Due to electronegativity differences, the iodine will be electrophilic and the chloride nucleophilic. Correct me if I am wrong here. My question is one of regioselectivity: will it proceed through an iodinium ion (like a bromonium ion which is observed when Br2 is added) where the iodine and Me groups are on opposite faces. Then, chloride attack at the most substituted carbon? Or would it be a more akin to a planar tertiary carbocation, so attack at either face almost equally probable? **chlorine should be "back" in first structure
Iodine monochloride is usually highly specific for anti addition to alkenes. While bromonium ions form more readily than do iodonium ions, the latter do form. Additionally, the large size of the iodine atom further reduces the chance of syn addition.

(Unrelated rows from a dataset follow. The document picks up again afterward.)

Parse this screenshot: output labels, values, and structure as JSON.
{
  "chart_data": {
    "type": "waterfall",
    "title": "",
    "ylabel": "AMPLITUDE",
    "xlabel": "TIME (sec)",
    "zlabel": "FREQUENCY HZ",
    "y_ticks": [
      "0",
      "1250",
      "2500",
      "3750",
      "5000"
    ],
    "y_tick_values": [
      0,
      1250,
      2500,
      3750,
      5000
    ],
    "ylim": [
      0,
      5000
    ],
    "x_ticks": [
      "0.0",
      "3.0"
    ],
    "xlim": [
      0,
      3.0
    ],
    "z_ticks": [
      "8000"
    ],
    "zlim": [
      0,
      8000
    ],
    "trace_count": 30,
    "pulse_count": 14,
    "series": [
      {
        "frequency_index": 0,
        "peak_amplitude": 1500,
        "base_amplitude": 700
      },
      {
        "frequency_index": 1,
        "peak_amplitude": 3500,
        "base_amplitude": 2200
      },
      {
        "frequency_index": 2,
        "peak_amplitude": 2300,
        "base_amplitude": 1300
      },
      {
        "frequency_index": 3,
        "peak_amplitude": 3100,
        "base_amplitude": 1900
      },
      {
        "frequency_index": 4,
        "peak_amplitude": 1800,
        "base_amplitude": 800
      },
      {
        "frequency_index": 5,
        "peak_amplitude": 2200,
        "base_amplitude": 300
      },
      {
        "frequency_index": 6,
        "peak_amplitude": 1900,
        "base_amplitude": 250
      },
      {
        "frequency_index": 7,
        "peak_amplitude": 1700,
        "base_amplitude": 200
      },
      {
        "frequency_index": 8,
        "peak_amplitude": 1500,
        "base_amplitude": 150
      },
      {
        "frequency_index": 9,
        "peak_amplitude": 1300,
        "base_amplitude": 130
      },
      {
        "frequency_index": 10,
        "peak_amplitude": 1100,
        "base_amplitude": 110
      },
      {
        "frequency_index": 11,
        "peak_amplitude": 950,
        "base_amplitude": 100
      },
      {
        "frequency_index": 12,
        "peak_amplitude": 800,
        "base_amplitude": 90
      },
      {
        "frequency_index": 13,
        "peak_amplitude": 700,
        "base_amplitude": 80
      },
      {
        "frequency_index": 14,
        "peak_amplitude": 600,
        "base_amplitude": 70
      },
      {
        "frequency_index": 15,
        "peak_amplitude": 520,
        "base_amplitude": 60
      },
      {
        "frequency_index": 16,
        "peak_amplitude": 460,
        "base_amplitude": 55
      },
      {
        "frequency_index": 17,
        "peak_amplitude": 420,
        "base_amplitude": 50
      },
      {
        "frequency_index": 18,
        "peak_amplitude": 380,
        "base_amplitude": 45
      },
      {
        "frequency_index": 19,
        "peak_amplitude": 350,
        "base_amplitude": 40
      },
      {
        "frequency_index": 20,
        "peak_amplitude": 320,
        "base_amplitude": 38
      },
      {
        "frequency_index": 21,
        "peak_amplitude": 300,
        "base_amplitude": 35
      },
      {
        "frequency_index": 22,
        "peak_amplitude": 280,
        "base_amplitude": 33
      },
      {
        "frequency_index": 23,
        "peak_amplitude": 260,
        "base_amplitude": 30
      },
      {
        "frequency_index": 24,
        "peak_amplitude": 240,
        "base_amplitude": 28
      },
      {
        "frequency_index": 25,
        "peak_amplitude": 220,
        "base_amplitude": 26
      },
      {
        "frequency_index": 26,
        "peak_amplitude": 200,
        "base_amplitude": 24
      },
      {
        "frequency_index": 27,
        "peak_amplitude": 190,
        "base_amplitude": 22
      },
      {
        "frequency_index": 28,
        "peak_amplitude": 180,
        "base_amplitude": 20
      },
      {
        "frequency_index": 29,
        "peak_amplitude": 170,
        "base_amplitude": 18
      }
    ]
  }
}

To answer your question in particular, it is unlikely that a planar carbocation is formed, and the anti-addtion would be expected to be the main product.
The more typical issue with iodine monochloride is that while the chloride is typically added to the Markovnikov carbon, the regioselectivity is sometimes relatively mediocre. For example, the addition of ICl to propene gives 2-chloro-1-iodopropane and 1-chloro-2-iodopropane in a 69:31 ratio; the yields of the expected regioisomer are better when styrene is used, giving approximately 95% of the expected 1-chloro-2-iodo-1-phenylethane. (J. Chem. Soc., 1931, 2742) This is likely due to the greater stability of the benzylic stabilization of the cation.